Still, it must be done.
To the mountains, then, for a myth-crushing drive down memory lane. First past the Nantahala River, whose whitewater fierceness is documented in various family photographs, with at least one accompanying story of an almost-drowning. This time we drove the full rafting portion of the river in under 15 minutes. It was a fine drive along a paved road that never left the riverbank. The water looked precisely as treacherous (and as deep) as a the kiddie pool at a man-made water park.
Next the town of Cherokee. Forget the little-boy awe of shopping for imitation tomahawks and real arrowheads. Here were cramped stretches of tourist tat, of vinyl teepees and crumbling motels. (Actually, the more I think about this, the more a new kind of fascination emerges, but let's not be distracted by that.)
"We went all the way up there?!" Granny offered at Maggie Valley, conjuring an enthusiasm that I couldn't. True, the chair lift to Ghost Town in the Sky, a misplaced wild west theme park, loomed high and steep above the road, but I didn't need to see the 'town' beyond the crest to know that going there would make me wish it was deserted.
I'd go back for a showdown, mind you, if I thought the 30-something showgirl who sat on my 12-year-old lap during her saloon act, leaving a scar on my psyche (it's the smoky breath that haunts me, and the lace), would not by now have received her ruthless, Western reward: demoted to Fainting Spinster in a gunfire scene, her racy pantaloons long ago passed on to someone closer to my own age.
Of course it's not the places from our youth that change so much. We do. And so going back to the scene may be the worst way to reconstruct them. Vicariousness is the only safe route, with the odd primary document thrown in to keep the way mysterious.
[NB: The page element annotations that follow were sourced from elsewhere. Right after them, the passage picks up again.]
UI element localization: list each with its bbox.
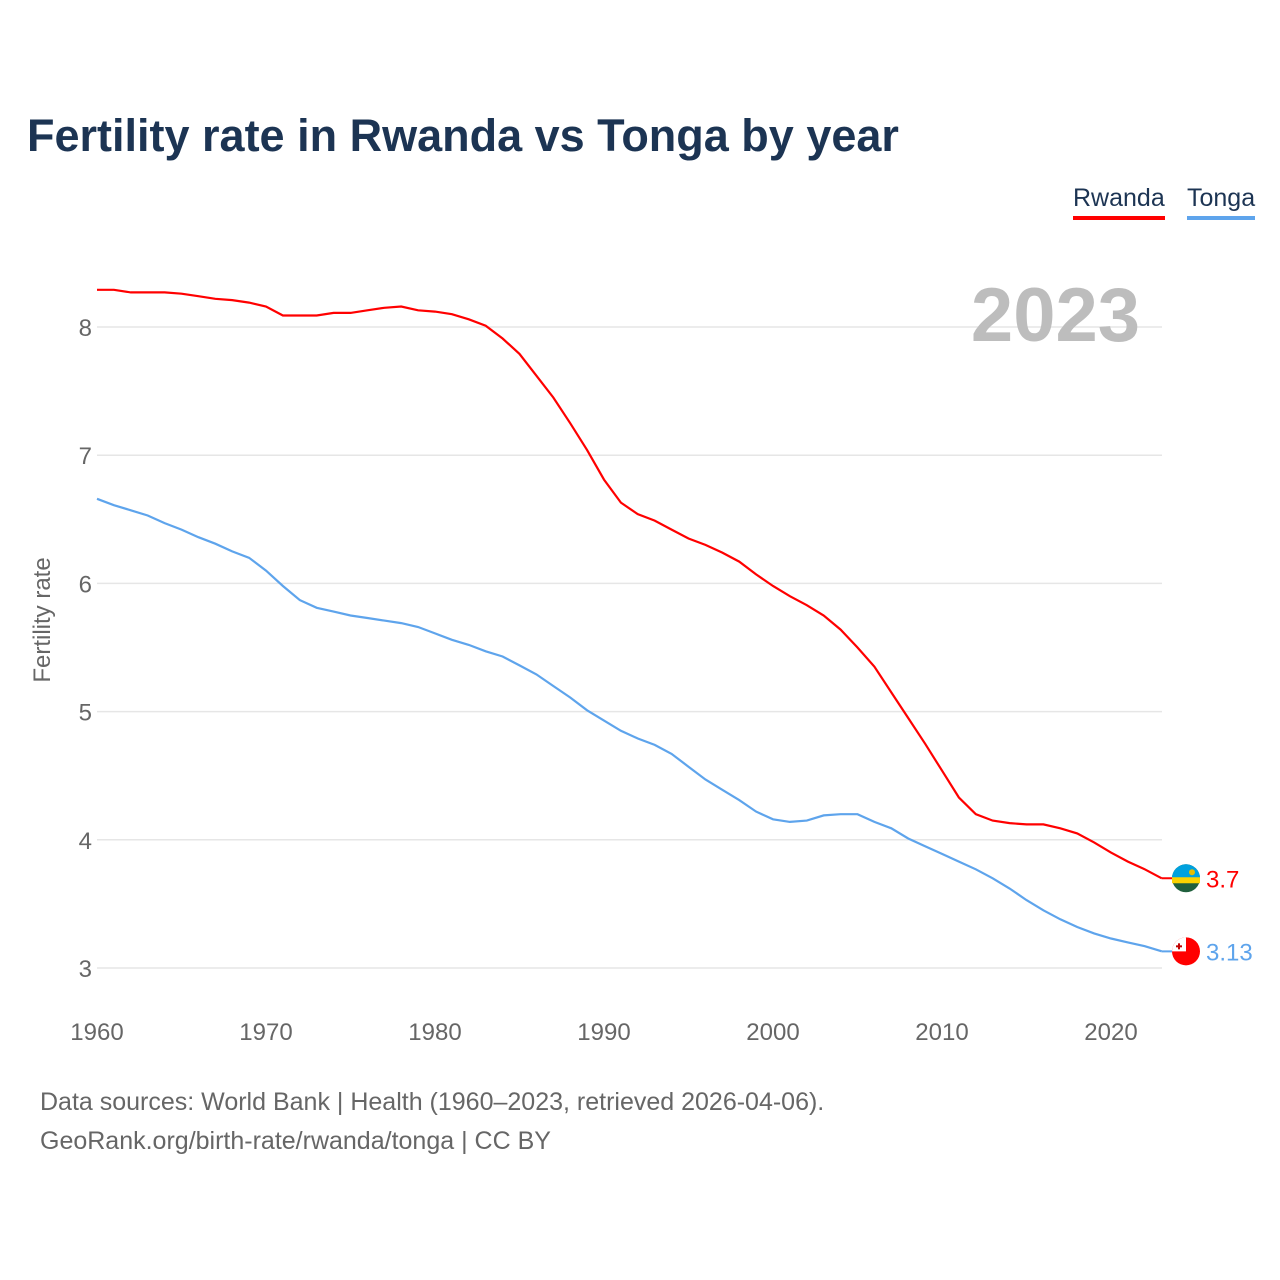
legend-tonga[interactable]: Tonga xyxy=(1187,184,1256,220)
y-tick-label: 3 xyxy=(79,956,92,983)
footer-attribution: GeoRank.org/birth-rate/rwanda/tonga | CC… xyxy=(40,1127,551,1155)
footer-sources: Data sources: World Bank | Health (1960–… xyxy=(40,1088,825,1116)
y-tick-label: 7 xyxy=(79,443,92,470)
x-tick-label: 2020 xyxy=(1084,1019,1137,1046)
y-tick-label: 4 xyxy=(79,828,92,855)
rwanda-flag-sun xyxy=(1189,869,1195,876)
x-tick-label: 2000 xyxy=(746,1019,799,1046)
y-tick-label: 8 xyxy=(79,315,92,342)
y-tick-label: 6 xyxy=(79,571,92,598)
chart-title: Fertility rate in Rwanda vs Tonga by yea… xyxy=(27,110,899,161)
year-label: 2023 xyxy=(971,273,1140,358)
end-value-rwanda: 3.7 xyxy=(1206,866,1239,893)
rwanda-flag-blue-band xyxy=(1172,864,1200,879)
legend-rwanda[interactable]: Rwanda xyxy=(1073,184,1165,220)
end-value-tonga: 3.13 xyxy=(1206,939,1253,966)
rwanda-flag-yellow-band xyxy=(1172,877,1200,884)
series-line-rwanda xyxy=(97,288,1163,880)
series-line-tonga xyxy=(96,497,1163,953)
tonga-flag-cross-h xyxy=(1176,945,1182,948)
y-axis-label: Fertility rate xyxy=(29,557,56,682)
x-tick-label: 1970 xyxy=(239,1019,292,1046)
x-tick-label: 1960 xyxy=(70,1019,123,1046)
x-tick-label: 2010 xyxy=(915,1019,968,1046)
x-tick-label: 1990 xyxy=(577,1019,630,1046)
x-tick-label: 1980 xyxy=(408,1019,461,1046)
y-tick-label: 5 xyxy=(79,700,92,727)
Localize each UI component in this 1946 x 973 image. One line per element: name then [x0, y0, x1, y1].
Or scrap the whole idea and take a trip down someone else's memory lane, where you'll be free to make the stories up from scratch. Where to begin? Try this collection of old post cards from North Carolina, which used to go by the heart-sinking marketing moniker, Variety Vacationland.
However sorry we are to see what adulthood has done to our old haunts, and ourselves, it can be good to remind yourself that some people may still have more to sort out than you do.